Unified self-supervised learning via teacher-student masked prediction:

  1. A teacher network (EMA of the student) encodes the full, unmasked input and produces target representations.
  2. The student encoder receives the masked input and predicts the teacher’s representations at masked positions.
  3. The loss is the smooth-L1 (Huber) divergence between L2-normalised student predictions and L2-normalised teacher targets, summed only over masked tokens.
 θ_teacher ← m · θ_teacher + (1−m) · θ_student       [EMA update]
 target_j  ← target_j / (‖target[:,j]‖₂ + ε)         [per-dim batch norm]
 L          = mean huber(student_pred − target, β)     [masked positions only]
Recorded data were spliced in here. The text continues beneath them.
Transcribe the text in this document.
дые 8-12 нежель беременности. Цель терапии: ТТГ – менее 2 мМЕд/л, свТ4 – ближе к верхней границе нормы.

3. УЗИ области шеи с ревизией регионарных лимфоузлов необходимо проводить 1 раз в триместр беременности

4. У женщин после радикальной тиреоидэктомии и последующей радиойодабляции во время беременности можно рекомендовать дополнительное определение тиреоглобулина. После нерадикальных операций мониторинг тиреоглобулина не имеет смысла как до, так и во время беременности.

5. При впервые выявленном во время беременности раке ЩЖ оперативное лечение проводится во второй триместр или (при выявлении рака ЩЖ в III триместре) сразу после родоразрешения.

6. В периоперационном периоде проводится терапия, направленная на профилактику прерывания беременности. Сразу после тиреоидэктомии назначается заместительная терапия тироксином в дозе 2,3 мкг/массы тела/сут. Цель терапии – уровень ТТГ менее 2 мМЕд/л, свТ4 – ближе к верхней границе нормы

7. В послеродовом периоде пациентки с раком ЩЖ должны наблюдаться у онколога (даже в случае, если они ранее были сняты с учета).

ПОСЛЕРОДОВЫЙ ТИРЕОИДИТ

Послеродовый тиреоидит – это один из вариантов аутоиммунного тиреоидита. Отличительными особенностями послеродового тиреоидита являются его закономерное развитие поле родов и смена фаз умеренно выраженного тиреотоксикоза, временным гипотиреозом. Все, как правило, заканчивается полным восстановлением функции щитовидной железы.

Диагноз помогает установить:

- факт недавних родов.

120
Reference: “data2vec: A General Framework for Self-supervised Learning in Speech, Vision and Language”, Baevski et al., ICML 2022.

Structs§

Data2VecConfig
Hyper-parameters for the data2vec training objective.
Data2VecResult
Output of a single data2vec loss computation.
Data2VecState
Mutable state that tracks the teacher EMA parameter vector and training step.

Functions§

data2vec_batch_loss
Compute the mean data2vec loss over a batch of samples.
data2vec_loss
Compute the data2vec loss for a single sample.
data2vec_mask
Generate a boolean mask of length n_tokens with exactly floor(n_tokens × mask_ratio) positions set to true (= masked).
huber_loss
Per-element Huber (smooth-L1) loss, averaged over all elements.
normalize_teacher_targets
Normalise teacher representations along the batch dimension in-place.